In the interview (transcript here), the New Yorker writer says that Twitter and Facebook may have been used during the recent uprisings in countries like Tunisia and Egypt, but it isn’t clear that they were crucial in any way to the revolutions there. Gladwell argues that other similar events have taken place in the past — including the demonstrations in East Germany that eventually led to the collapse of the Berlin Wall — and they didn’t require any such tools:
I mean, in cases where there are no tools of communication, people still get together. So I don’t see that as being… in looking at history, I don’t see the absence of efficient tools of communication as being a limiting factor on the ability of people to socially organize.

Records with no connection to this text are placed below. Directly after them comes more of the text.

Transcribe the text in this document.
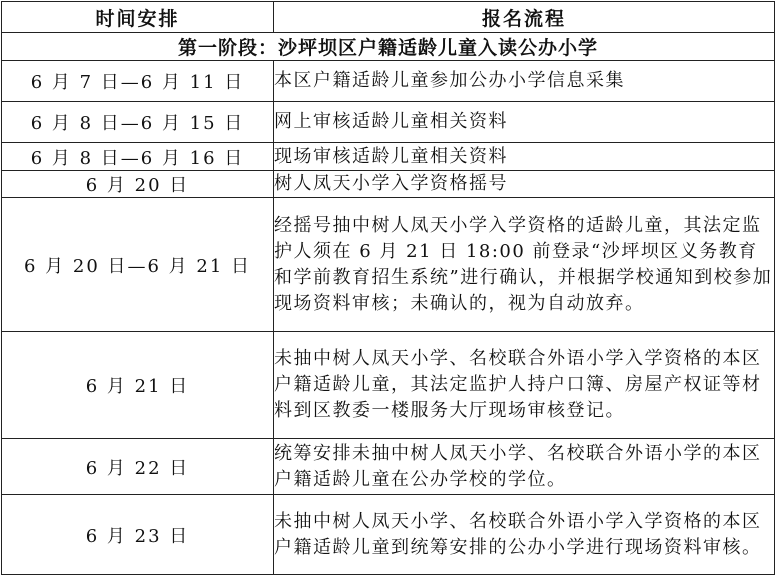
时间安排	报名流程
第一阶段：沙坪坝区户籍适龄儿童入读公办小学	
6 月 7 日—6 月 11 日	本区户籍适龄儿童参加公办小学信息采集
6 月 8 日—6 月 15 日	网上审核适龄儿童相关资料
6 月 8 日—6 月 16 日	现场审核适龄儿童相关资料
6 月 20 日	树人凤天小学入学资格摇号
6 月 20 日—6 月 21 日	经摇号抽中树人凤天小学入学资格的适龄儿童，其法定监护人须在 6 月 21 日 18:00 前登录“沙坪坝区义务教育和学前教育招生系统”进行确认，并根据学校通知到校参加现场资料审核；未确认的，视为自动放弃。
6 月 21 日	未抽中树人凤天小学、名校联合外语小学入学资格的本区户籍适龄儿童，其法定监护人持户口簿、房屋产权证等材料到区教委一楼服务大厅现场审核登记。
6 月 22 日	统筹安排未抽中树人凤天小学、名校联合外语小学的本区户籍适龄儿童在公办学校的学位。
6 月 23 日	未抽中树人凤天小学、名校联合外语小学入学资格的本区户籍适龄儿童到统筹安排的公办小学进行现场资料审核。
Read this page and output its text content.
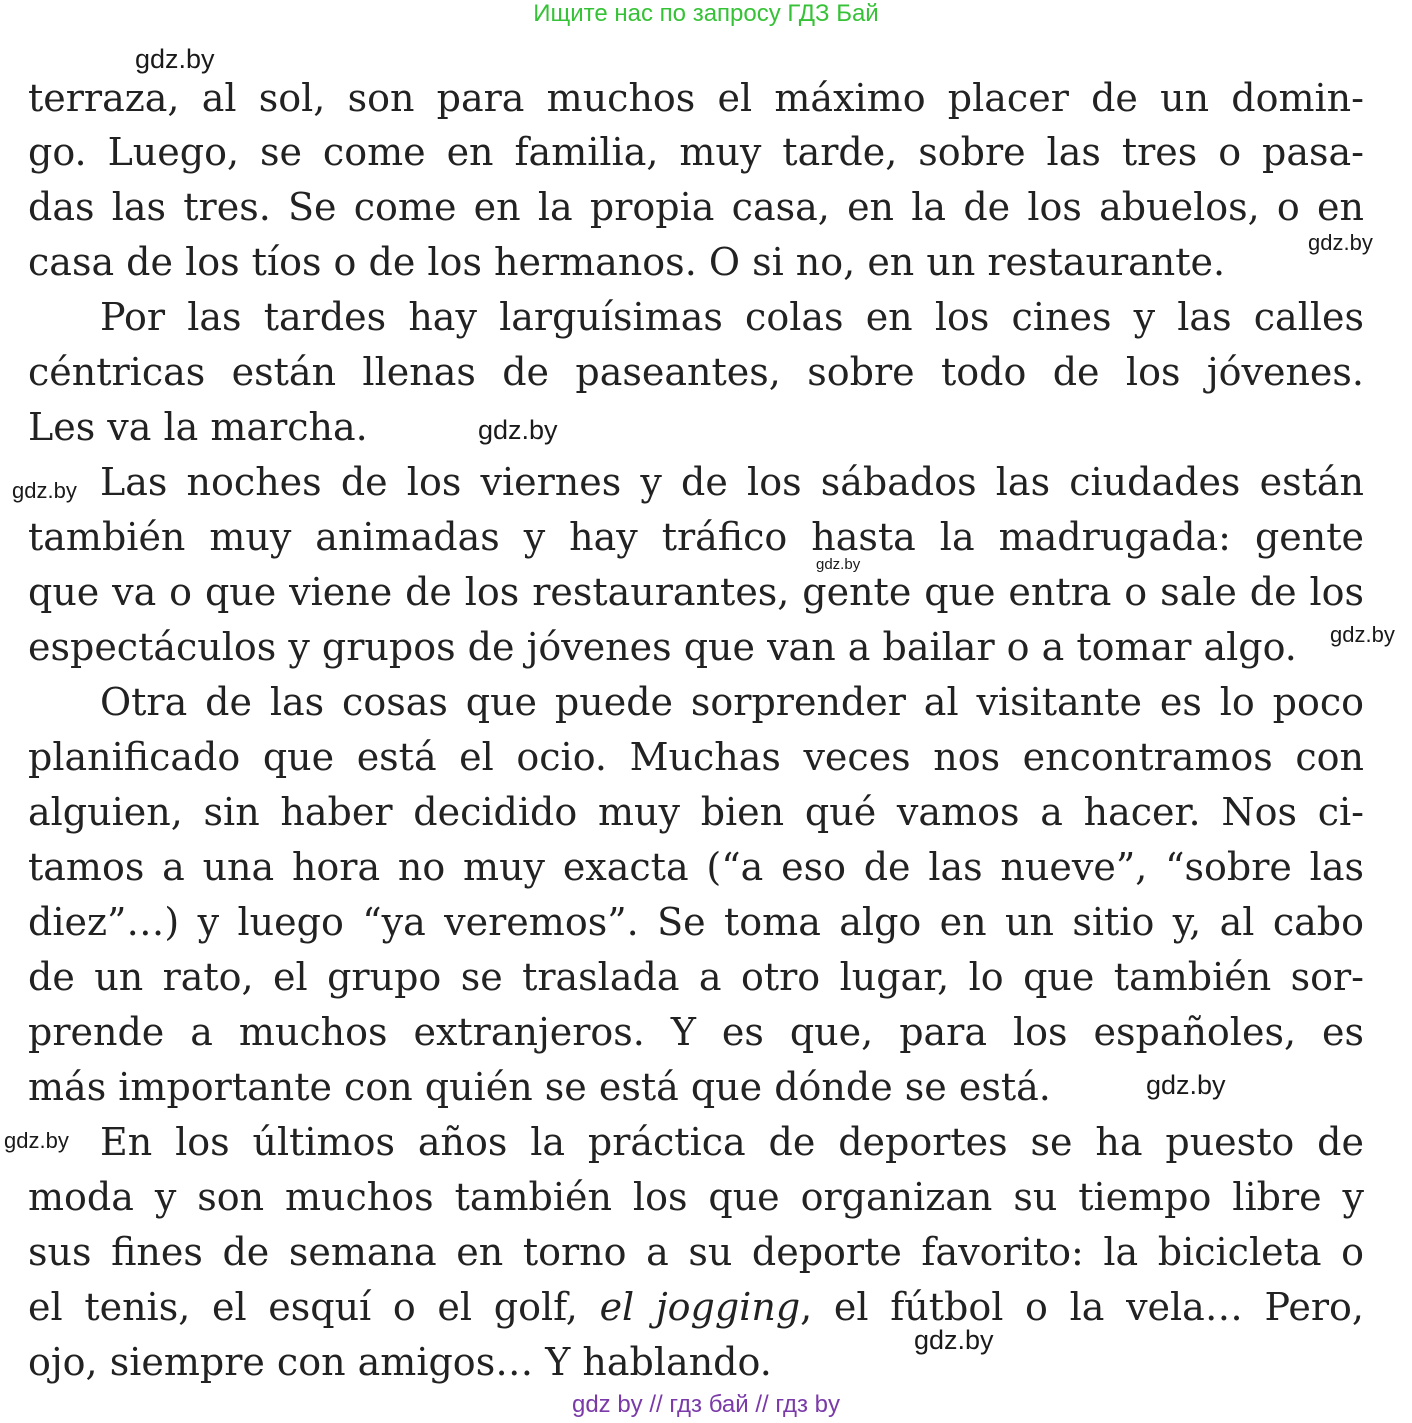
Ищите нас по запросу ГДЗ Бай
terraza, al sol, son para muchos el máximo placer de un domin-
go. Luego, se come en familia, muy tarde, sobre las tres o pasa-
das las tres. Se come en la propia casa, en la de los abuelos, o en
casa de los tíos o de los hermanos. O si no, en un restaurante.
Por las tardes hay larguísimas colas en los cines y las calles
céntricas están llenas de paseantes, sobre todo de los jóvenes.
Les va la marcha.
Las noches de los viernes y de los sábados las ciudades están
también muy animadas y hay tráfico hasta la madrugada: gente
que va o que viene de los restaurantes, gente que entra o sale de los
espectáculos y grupos de jóvenes que van a bailar o a tomar algo.
Otra de las cosas que puede sorprender al visitante es lo poco
planificado que está el ocio. Muchas veces nos encontramos con
alguien, sin haber decidido muy bien qué vamos a hacer. Nos ci-
tamos a una hora no muy exacta (“a eso de las nueve”, “sobre las
diez”…) y luego “ya veremos”. Se toma algo en un sitio y, al cabo
de un rato, el grupo se traslada a otro lugar, lo que también sor-
prende a muchos extranjeros. Y es que, para los españoles, es
más importante con quién se está que dónde se está.
En los últimos años la práctica de deportes se ha puesto de
moda y son muchos también los que organizan su tiempo libre y
sus fines de semana en torno a su deporte favorito: la bicicleta o
el tenis, el esquí o el golf, el jogging, el fútbol o la vela… Pero,
ojo, siempre con amigos… Y hablando.
gdz.by
gdz.by
gdz.by
gdz.by
gdz.by
gdz.by
gdz.by
gdz.by
gdz.by
gdz by // гдз бай // гдз by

This is the same point Gladwell made in a short note about Egypt that he posted at the New Yorker site in February, in which he wrote that “people protested and brought down governments before Facebook was invented. They did it before the Internet came along.” As more than one observer has pointed out, this isn’t much of an argument — there were political uprisings before guns and tanks came along too, but no one would deny that guns and tanks changed the nature of social revolutions considerably. Sociologist Zeynep Tufekci called arguments about how revolutions occurred before X or Y was invented “intellectually lazy.”
Gladwell also argues that social media and other such tools can just as easily be used dictators and governments to crack down on revolutions:
[Y]ou could also make the opposite argument that some of these new technologies offer dictators a – give them the potential to crackdown in ways they couldn’t crackdown before. So, my point is that for everything that looks like it’s a step forward, there’s another thing which says, well, actually, you know, there was a cost involved.

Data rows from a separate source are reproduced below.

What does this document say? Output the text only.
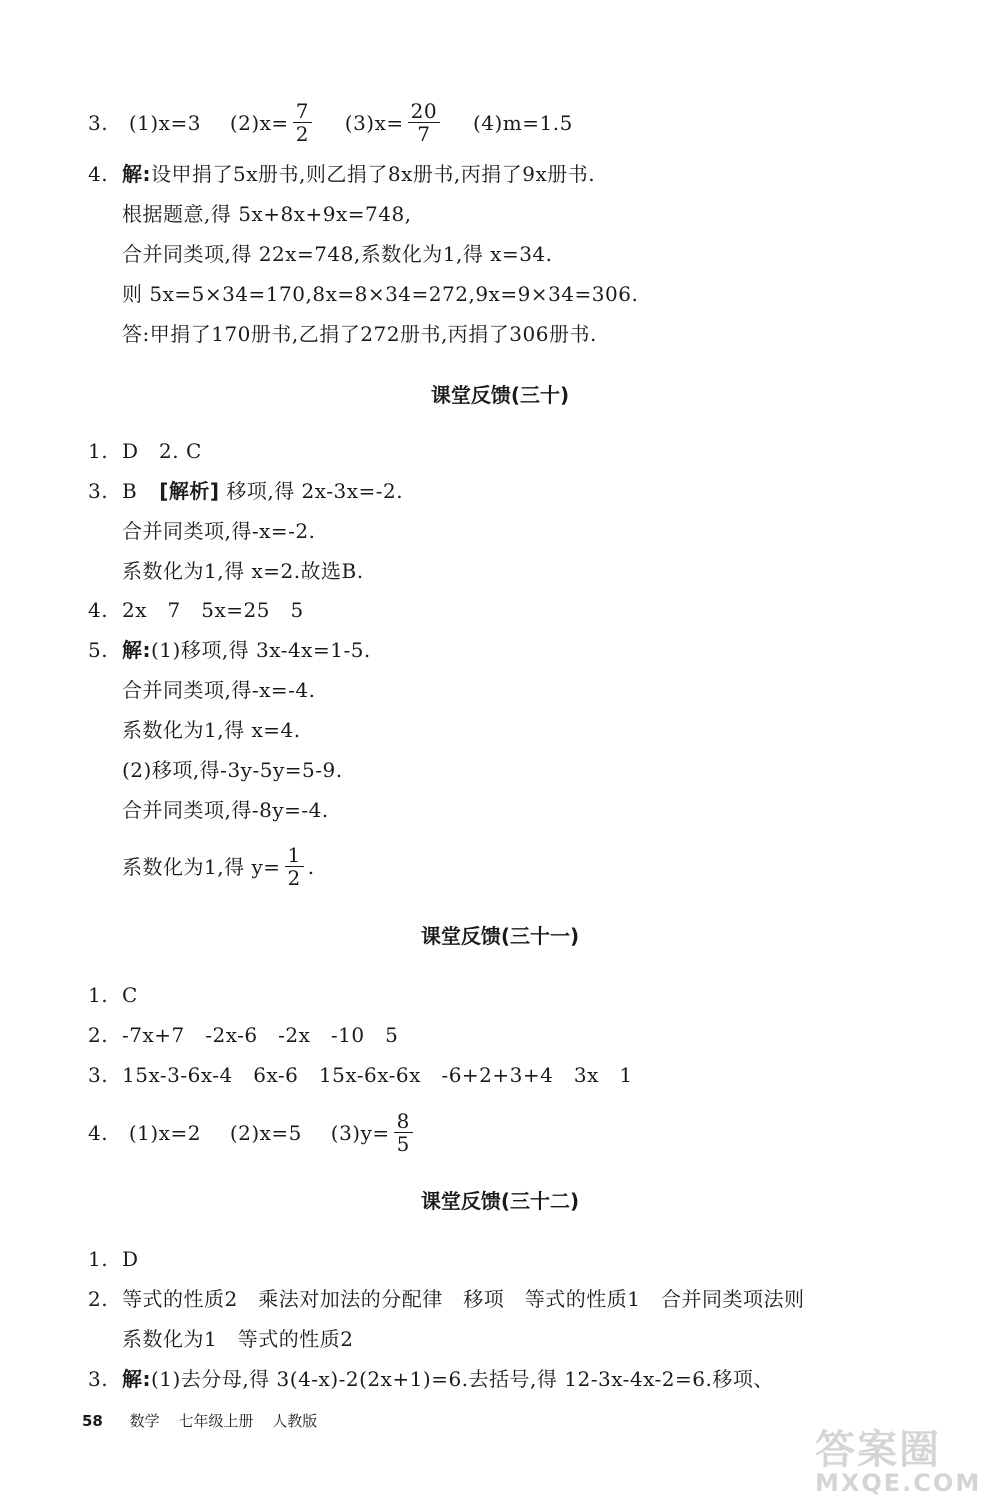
3. (1)x=3 $(2)x= \frac{7}{2} (3)x= \frac{20}{7} (4)m=1.5$
4. 解:设甲捐了5x册书,则乙捐了8x册书,丙捐了9x册书.
根据题意,得 5x+8x+9x=748,
合并同类项,得 22x=748,系数化为1,得 x=34.
则 5x=5×34=170,8x=8×34=272,9x=9×34=306.
答:甲捐了170册书,乙捐了272册书,丙捐了306册书.
课堂反馈(三十)
1. D　2. C
3. B [解析] 移项,得 2x-3x=-2.
合并同类项,得-x=-2.
系数化为1,得 x=2.故选B.
4. 2x　7　5x=25　5
5. 解:(1)移项,得 3x-4x=1-5.
合并同类项,得-x=-4.
系数化为1,得 x=4.
(2)移项,得-3y-5y=5-9.
合并同类项,得-8y=-4.
系数化为1,得 $y= \frac{1}{2}$ .
课堂反馈(三十一)
1. C
2. -7x+7　-2x-6　-2x　-10　5
3. 15x-3-6x-4　6x-6　15x-6x-6x　-6+2+3+4　3x　1
4. (1)x=2 (2)x=5 $(3)y= \frac{8}{5}$
课堂反馈(三十二)
1. D
2. 等式的性质2　乘法对加法的分配律　移项　等式的性质1　合并同类项法则
系数化为1　等式的性质2
3. 解:(1)去分母,得 3(4-x)-2(2x+1)=6.去括号,得 12-3x-4x-2=6.移项、
58 数学 七年级上册 人教版
答案圈
MXQE.COM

This might as well be called the Morozov principle, since it is a cornerstone of political writer Evgeny Morozov’s argument — in his book Net Delusion and in his columns at Foreign Policy magazine — that the Internet is as much of a danger to social movements as it is a benefit, because government forces can monitor Facebook to see what demonstrators are up to, and track their movements using Twitter and other social tools.

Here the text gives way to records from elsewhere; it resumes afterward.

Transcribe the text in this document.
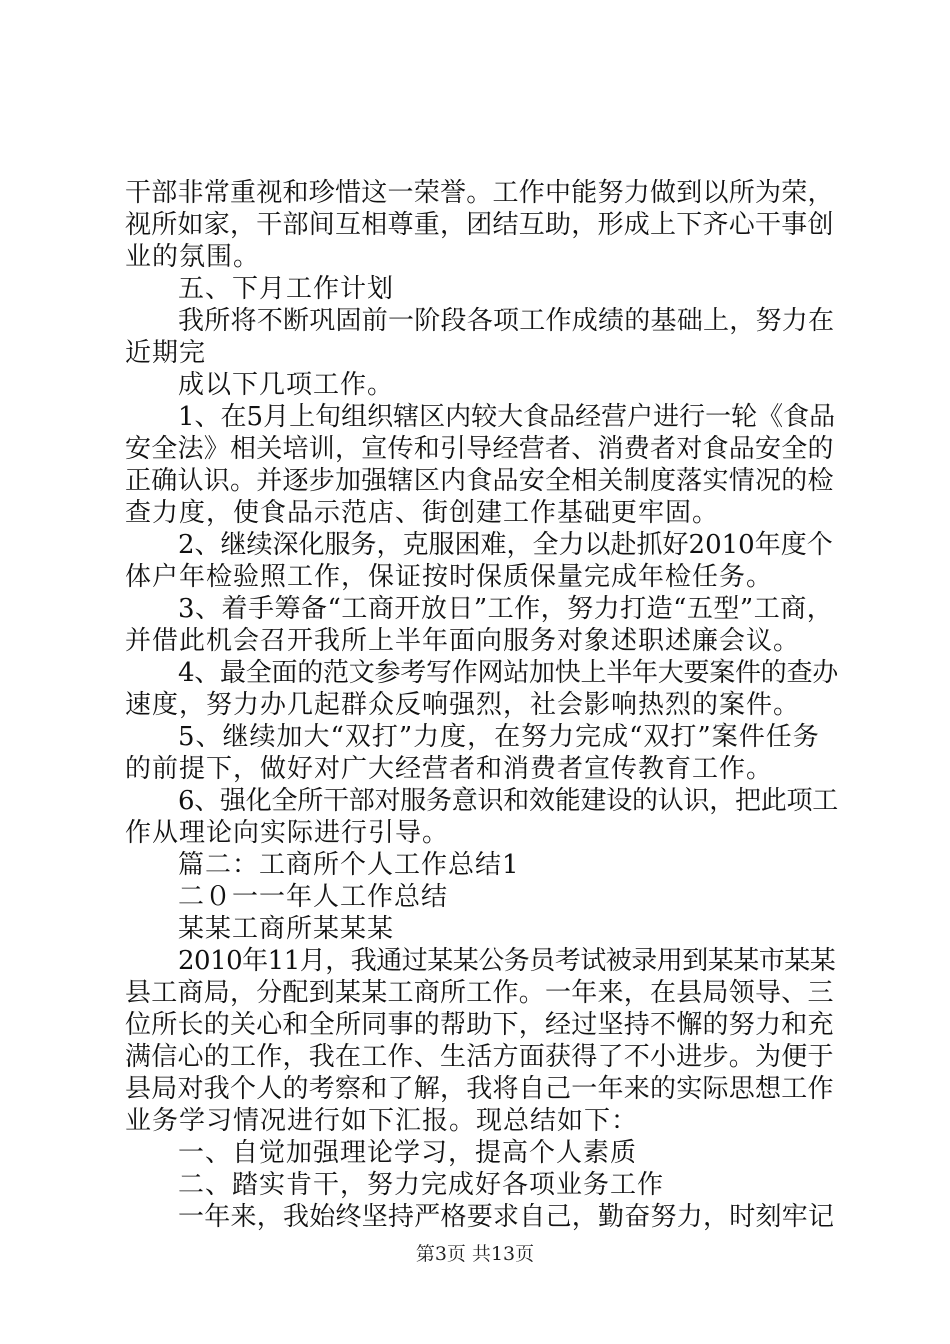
干部非常重视和珍惜这一荣誉。工作中能努力做到以所为荣，
视所如家，干部间互相尊重，团结互助，形成上下齐心干事创
业的氛围。
五、下月工作计划
我所将不断巩固前一阶段各项工作成绩的基础上，努力在
近期完
成以下几项工作。
1、在5月上旬组织辖区内较大食品经营户进行一轮《食品
安全法》相关培训，宣传和引导经营者、消费者对食品安全的
正确认识。并逐步加强辖区内食品安全相关制度落实情况的检
查力度，使食品示范店、街创建工作基础更牢固。
2、继续深化服务，克服困难，全力以赴抓好2010年度个
体户年检验照工作，保证按时保质保量完成年检任务。
3、着手筹备“工商开放日”工作，努力打造“五型”工商，
并借此机会召开我所上半年面向服务对象述职述廉会议。
4、最全面的范文参考写作网站加快上半年大要案件的查办
速度，努力办几起群众反响强烈，社会影响热烈的案件。
5、继续加大“双打”力度，在努力完成“双打”案件任务
的前提下，做好对广大经营者和消费者宣传教育工作。
6、强化全所干部对服务意识和效能建设的认识，把此项工
作从理论向实际进行引导。
篇二：工商所个人工作总结1
二０一一年人工作总结
某某工商所某某某
2010年11月，我通过某某公务员考试被录用到某某市某某
县工商局，分配到某某工商所工作。一年来，在县局领导、三
位所长的关心和全所同事的帮助下，经过坚持不懈的努力和充
满信心的工作，我在工作、生活方面获得了不小进步。为便于
县局对我个人的考察和了解，我将自己一年来的实际思想工作
业务学习情况进行如下汇报。现总结如下：
一、自觉加强理论学习，提高个人素质
二、踏实肯干，努力完成好各项业务工作
一年来，我始终坚持严格要求自己，勤奋努力，时刻牢记
第3页 共13页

But even this argument acknowledges that social-media tools have changed the nature of social activism in significant ways. They may not be 100-percent beneficial, as Morozov alleges some “cyber-utopians” believe, but they clearly have altered the landscape — and in many cases this appears to have tipped incipient revolutions in places such as Tunisia and Egypt over into real-world uprisings, something that you might expect would interest Gladwell, the author of the much-hyped book The Tipping Point.
For whatever reason, the New Yorker author seems determined to downplay the effect that social media has in such situations, despite the evidence to the contrary.